Reduced early hypoxic/ischemic brain damage is associated with increased GLT-1 levels in mice expressing mutant (P301L) human tau

Abstract

Mutations in tau proteins are associated with a group of neurodegenerative diseases, termed tauopathies. To investigate whether over-expressing human tau with P301L mutation also affects stroke-induced brain damage, we performed hypoxia/ischemia (H/I) in young adult P301L tau transgenic mice. Surprisingly, brain infarct volume was significantly smaller in transgenic mice compared to wild-type mice 24 h after H/I induction. TUNEL staining also revealed less brain apoptosis in transgenic mice following H/I. H/I resulted in a significant increase in tau fragments generated by caspase activation and a marked decrease in tau phosphorylation at residue T231 in cortex of wild-type but not transgenic mice. Activation of calpain and caspase-3 following H/I was also reduced in transgenic compared to wild-type mice, as reflected by lower levels of the specific spectrin breakdown products generated by calpain or caspase-3. Finally, basal levels of the glial glutamate transporter, GLT-1, were higher in brains of transgenic as compared to wild-type mice. These results support the idea that enhanced levels of GLT-1 in transgenic mice are responsible for reducing H/I-induced brain damage by decreasing extracellular glutamate accumulation and subsequent calpain and caspase activation.

Introduction

Stroke and dementia are leading neurological disorders in the elderly population. Epidemiological studies have revealed a close correlation between ischemia and Alzheimer's disease-(AD) type dementia, as more than half of AD patients exhibit cerebrovascular pathology at autopsy, a coincidence that is more than by chance alone (Kalaria, 2000). Animal studies indicate that cerebral ischemia upregulates the expression of the amyloid precursor protein and enhances the production and accumulation of the amyloid β-peptide in adult rats (Nihashi et al., 2001, Shi et al., 2000). Ischemic insults also affect tau proteins, which are the main components of neurofibrillary tangles, as indicated by a recent study showing that transient cerebral ischemia induces tau hyperphosphorylation in wildtype mice (Wen et al., 2004). However, whether predisposition conditions for AD or for dementia due to tauopathies affect stroke-induced brain damage has not been thouroughly investigated. Recently, a trangenic mouse model (hereafter referred to as P301L tau trangenic mice) overexpressing human tau with a mutation (P301L) found in frontotemporal dementia patients has been developed (Lewis et al., 2000). These mice exhibit neurofibrillary tangles in neurons of amygdala, hypothalamus, brainstem and spinal cord, and pre-tangles in hippocampus and cortex. This trangenic model thus provides a unique opportunity to investigate whether ischemia insults exacerbate tauopathies and whether overexpression of mutant tau affects ischemia-induced brain damage. This study represents the first attempt to answer these questions.

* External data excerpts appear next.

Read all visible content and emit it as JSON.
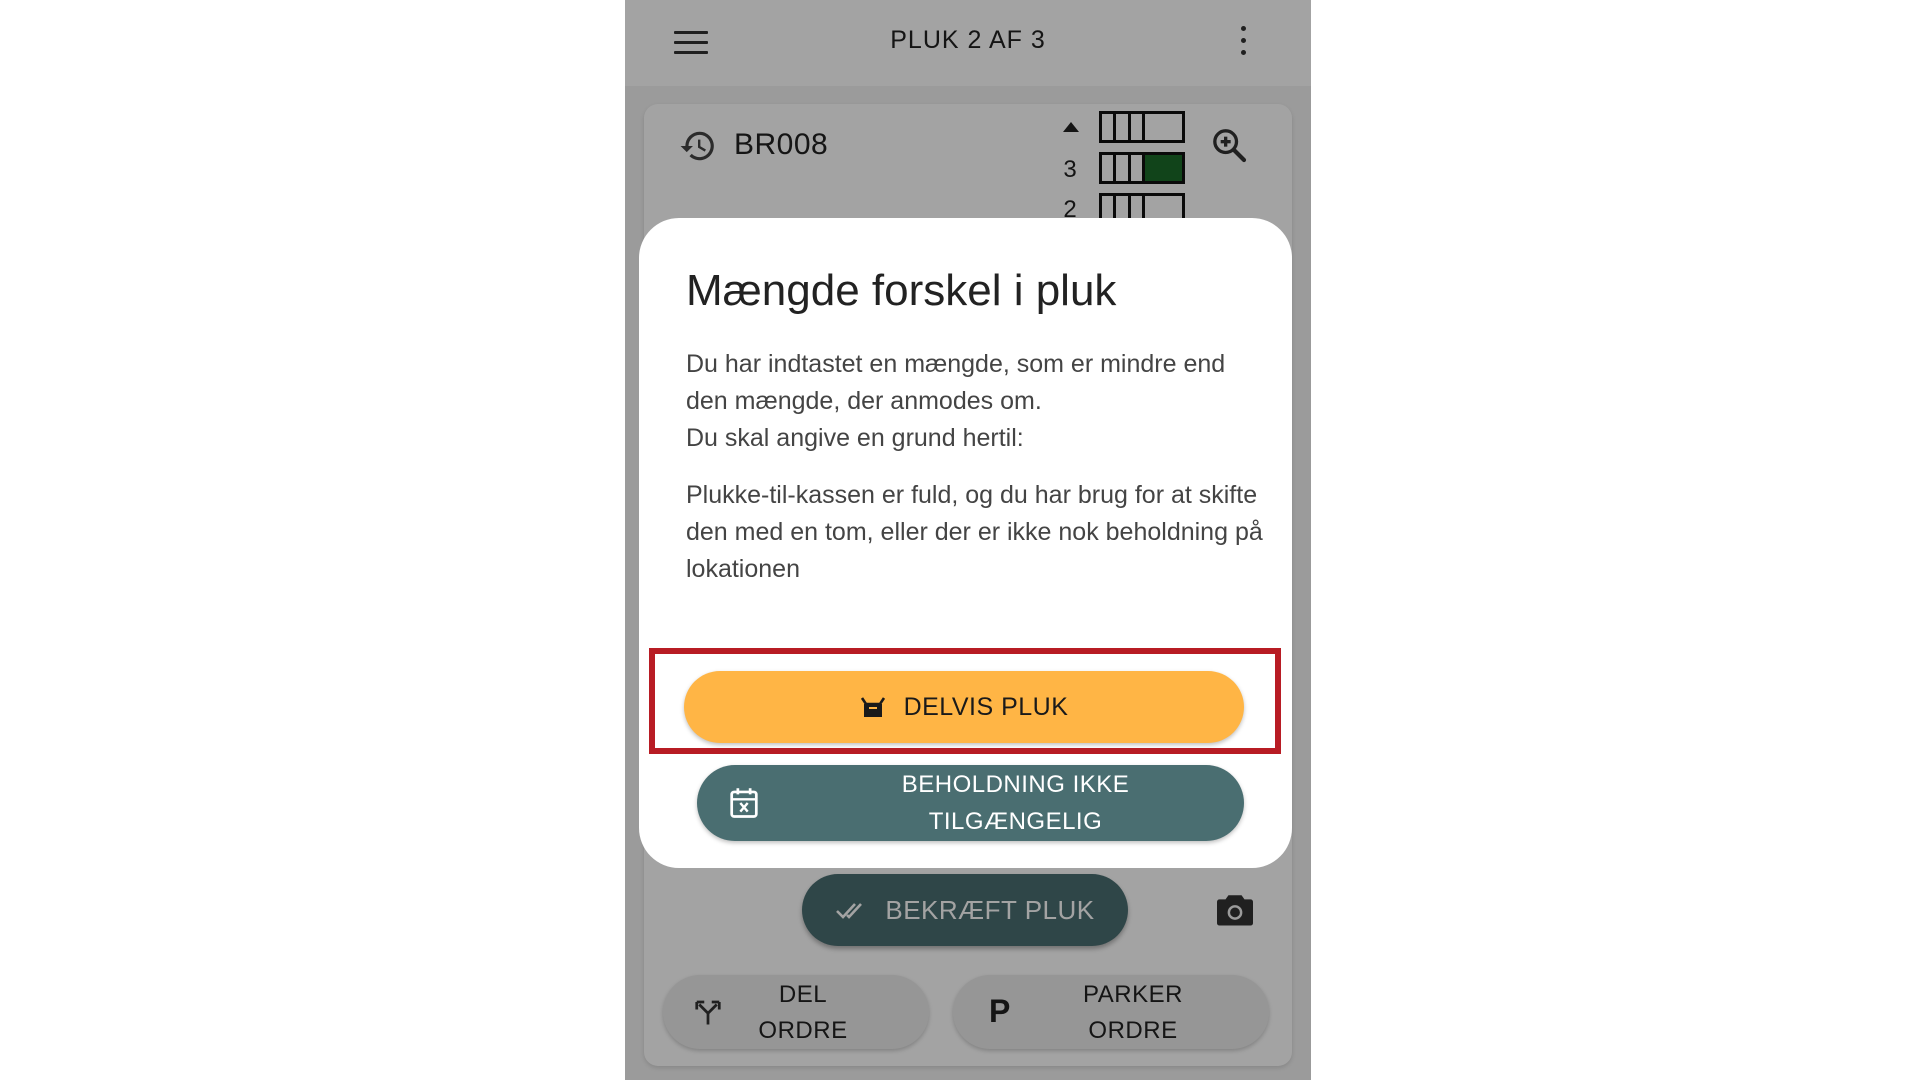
{
  "header": {
    "title": "PLUK 2 AF 3"
  },
  "location": {
    "code": "BR008",
    "levels": [
      "3",
      "2"
    ]
  },
  "dialog": {
    "title": "Mængde forskel i pluk",
    "paragraph1": "Du har indtastet en mængde, som er mindre end den mængde, der anmodes om.",
    "paragraph2": "Du skal angive en grund hertil:",
    "paragraph3": "Plukke-til-kassen er fuld, og du har brug for at skifte den med en tom, eller der er ikke nok beholdning på lokationen",
    "partial_pick_label": "DELVIS PLUK",
    "stock_unavailable_label": "BEHOLDNING IKKE\nTILGÆNGELIG"
  },
  "actions": {
    "confirm_label": "BEKRÆFT PLUK",
    "split_order_label": "DEL\nORDRE",
    "park_symbol": "P",
    "park_order_label": "PARKER\nORDRE"
  },
  "colors": {
    "accent_orange": "#ffb545",
    "teal": "#4a6e71",
    "highlight_red": "#b81c24",
    "shelf_active": "#1c6b2a"
  },
  "icons": {
    "menu": "menu-icon",
    "more": "more-vertical-icon",
    "history": "history-icon",
    "zoom": "zoom-in-icon",
    "basket": "basket-icon",
    "calendar": "calendar-x-icon",
    "check": "double-check-icon",
    "camera": "camera-icon",
    "split": "split-icon"
  }
}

Numerous reports have indicated that spreading of neurological damage following ischemia may result from a process known as excitotoxicity, in which neurons die as a consequence of overstimulation of NMDA receptors due to excessive glutamate release (Choi, 1988, Nakanishi, 1992, Olney et al., 1986). Stimulation of NMDA receptors results in widespread increases in cytosolic calcium, which in turn activates cytotoxic cascades (Arundine and Tymianski, 2003, Choi, 1995), including the activation of calcium-dependent proteases, calpains (Czogalla and Sikorski, 2005), and apoptotic protease caspases (Love, 2003, Mattson, 2000). In addition to neuronal glutamate transporters, glial specific glutamate transporters, glutamate transporter 1 [GLT-1, also known as excitatory amino acid transporter 2 (EAAT2)] and glutamate–aspartate transporter (GLAST, also known as EAAT1) regulate extracellular glutamate levels under normal and pathological conditions (Rossi et al., 2007, Schousboe and Waagepetersen, 2006, Sheldon and Robinson, 2007, Yi and Hazell, 2006). Because excitotoxicity has been proposed to be a major contributor to hypoxia/ischemia-induced neuronal death, the present study also investigated the expression of GLT-1 and its potential relationship to hypoxia/ischemia-induced brain damage in tau transgenic mice.